I've been spending a lot of time at work preparing for a competition that we will unveil at Sage Congress 2012, and I've learned that data mining in the "number of observations << number of parameters" limit is almost a different science than that in the opposite limit. We've all learned about overfitting in our high school statistics classes: the best fit to the data is not the curve that connects the dots, but instead the simplest curve that nonetheless explains most of the variability in our data.

What that meant to me was that I should choose a curve or model with few, or relatively few tuning parameters. It turns out, there are a lot of other great ways to overfit on data when you have more parameters than observations:

You can include high information content parameters that are nonetheless not related to what you want to predict.
You can include parameters that are indeed related to what you want to predict, but are not independent of one another.
You can have families of data points with grossly different behavior under the same parameters. If these families are poorly represented, then overfitting can occur even if you chose perfectly reasonable parameters.

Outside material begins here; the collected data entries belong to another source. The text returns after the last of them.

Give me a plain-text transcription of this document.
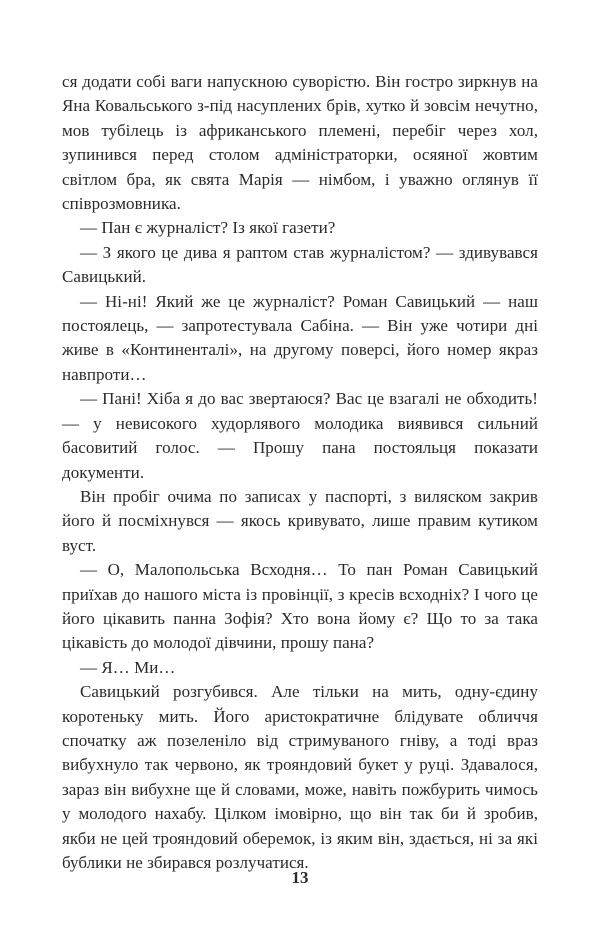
ся додати собі ваги напускною суворістю. Він гостро зиркнув на Яна Ковальського з-під насуплених брів, хутко й зовсім нечутно, мов тубілець із африканського племені, перебіг через хол, зупинився перед столом адміністраторки, осяяної жовтим світлом бра, як свята Марія — німбом, і уважно оглянув її співрозмовника.

— Пан є журналіст? Із якої газети?

— З якого це дива я раптом став журналістом? — здивувався Савицький.

— Ні-ні! Який же це журналіст? Роман Савицький — наш постоялець, — запротестувала Сабіна. — Він уже чотири дні живе в «Континенталі», на другому поверсі, його номер якраз навпроти…

— Пані! Хіба я до вас звертаюся? Вас це взагалі не обходить! — у невисокого худорлявого молодика виявився сильний басовитий голос. — Прошу пана постояльця показати документи.

Він пробіг очима по записах у паспорті, з виляском закрив його й посміхнувся — якось кривувато, лише правим кутиком вуст.

— О, Малопольська Всходня… То пан Роман Савицький приїхав до нашого міста із провінції, з кресів всходніх? І чого це його цікавить панна Зофія? Хто вона йому є? Що то за така цікавість до молодої дівчини, прошу пана?

— Я… Ми…

Савицький розгубився. Але тільки на мить, одну-єдину коротеньку мить. Його аристократичне блідувате обличчя спочатку аж позеленіло від стримуваного гніву, а тоді враз вибухнуло так червоно, як трояндовий букет у руці. Здавалося, зараз він вибухне ще й словами, може, навіть пожбурить чимось у молодого нахабу. Цілком імовірно, що він так би й зробив, якби не цей трояндовий оберемок, із яким він, здається, ні за які бублики не збирався розлучатися.

13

I find myself frequently feeling jealous of those who work in the opposite limit. In the news recently, we learned that Target is able to identify pregnant women from their shopping habits with enough reliability to send them targeted ads. In another news-making incident involving shopping habits, the FBI used grocery store shopping card records to try to identify Iranian terrorists. Though this program was short lived and the results are still unknown, these behaviors we know of are surely the tip of the data mining iceberg. Given enough data points relative to the number of variables of interest, even simple models should be able to divine out any signal that exists.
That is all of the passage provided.